US 11,869,661 B2
Systems and methods for determining whether a subject has a cancer condition using transfer learning
M. Cyrus Maher, San Mateo, CA (US)
Assigned to GRAIL, LLC, Menlo Park, CA (US)
Filed by GRAIL, LLC, Menlo Park, CA (US)
Filed on May 22, 2020, as Appl. No. 16/881,928.
Claims priority of provisional application 62/851,486, filed on May 22, 2019.
Prior Publication US 2020/0372296 A1, Nov. 26, 2020
Int. Cl. G16H 50/20 (2018.01); G16H 50/70 (2018.01); G16H 50/30 (2018.01); G06F 18/2115 (2023.01); C12Q 1/6886 (2018.01)
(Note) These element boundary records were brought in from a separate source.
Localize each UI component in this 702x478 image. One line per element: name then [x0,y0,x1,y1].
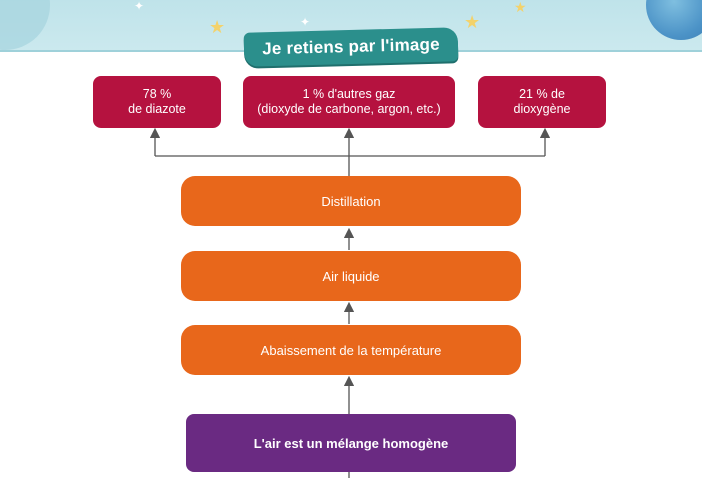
step-distillation: Distillation [181,176,521,226]
output-autres-gaz-label: 1 % d'autres gaz (dioxyde de carbone, ar… [257,87,441,116]
star-icon: ★ [514,0,527,15]
output-diazote-label: 78 % de diazote [128,87,186,116]
step-air-liquide: Air liquide [181,251,521,301]
step-abaissement-temperature: Abaissement de la température [181,325,521,375]
star-icon: ✦ [300,15,311,29]
star-icon: ✦ [134,0,145,13]
start-air-melange: L'air est un mélange homogène [186,414,516,472]
star-icon: ★ [464,12,481,32]
output-autres-gaz: 1 % d'autres gaz (dioxyde de carbone, ar… [243,76,455,128]
output-dioxygene-label: 21 % de dioxygène [513,87,571,116]
star-icon: ★ [209,17,226,37]
output-diazote: 78 % de diazote [93,76,221,128]
output-dioxygene: 21 % de dioxygène [478,76,606,128]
CPC G16H 50/20 (2018.01) [G06F 18/2115 (2023.01); G16H 50/30 (2018.01); G16H 50/70 (2018.01); C12Q 1/6886 (2013.01)] 21 Claims
 
1. A computer system for classifying a test subject to a first cancer condition in a cancer condition set, the cancer condition set comprising two or more cancer conditions, the computer system comprising:
at least one processor; and
a memory storing at least one program for execution by the at least one processor, the at least one program comprising instructions for:
obtaining test genotypic information comprising a corresponding test plurality of bin values, each respective bin value in the test plurality of bin values for a corresponding bin in a plurality of bins, wherein:
each bin in the plurality of bins represents a portion of a reference genome of a species,
the test plurality of bin values is obtained from a test biological sample of the test subject, using a corresponding test plurality of sequence reads determined by a first nucleic acid sequencing method,
the test plurality of sequence reads comprises at least 10,000 sequence reads, and
the plurality of bins comprises at least 100 bins;
applying the test plurality of bin values to a machine learning classifier, trained on a transformed second dataset obtained by transfer learning between a first dataset and a second dataset, to cause the machine learning classifier to classify the test subject to the first cancer condition in the cancer condition set, wherein:
the first dataset comprises, for each respective subject in a first plurality of training subjects, the first plurality of training subjects comprising at least fifty subjects, corresponding first genotypic information comprising (i) a corresponding first plurality of bin values, each respective bin value in the corresponding first plurality of bin values for a corresponding bin in the plurality of bins and (ii) an indication of a cancer condition of the respective subject in the cancer condition set, wherein the corresponding first plurality of bin values of each respective subject in the first plurality of subjects is obtained from a corresponding biological sample of the respective subject, which comprises a first tissue type, using a corresponding first plurality of sequence reads determined by a second nucleic acid sequencing method, and
the second dataset comprises, for each respective subject in a second plurality of subjects of the species, corresponding second genotypic information comprising (i) a corresponding second plurality of bin values, each respective bin value in the corresponding second plurality of bin values representing a corresponding bin in the plurality of bins and (ii) an indication of a cancer condition of the respective subject in the cancer condition set, and wherein the corresponding second plurality of bin values of each respective subject in the second plurality of subjects is obtained from a corresponding biological sample of the respective subject, which comprises a second tissue type, using a corresponding second plurality of sequence reads determined by a third nucleic acid sequencing method,
wherein at least the second nucleic acid sequencing method differs from the third nucleic acid sequencing method or the first tissue type differs from the second tissue type;
wherein the machine learning classifier was trained via:
obtaining a plurality of feature extraction functions associated with the first dataset by applying a feature extraction technique to the respective bin values of respective subjects in the first dataset, thereby identifying the plurality of feature extraction functions, wherein each feature extraction function in the plurality of feature extraction functions independently encodes a linear or nonlinear function of bin values of all or a subset of the plurality of bins, and the plurality of feature extraction functions collectively discriminates respective subjects in the first plurality of subjects as having a cancer condition within the cancer condition set based on respective bin values for the respective subjects;
applying each respective feature extraction function in the plurality of feature extraction functions against the respective second plurality of bin values of each corresponding subject in the second plurality of subjects;
generating, based on the applying, a transformed second dataset comprising a respective plurality of feature values for each corresponding subject in the second plurality of subjects; and
training, by utilizing the respective plurality of feature values in the transformed second dataset in conjunction with the indication of the cancer condition for each of the second plurality of subjects, the machine learning classifier.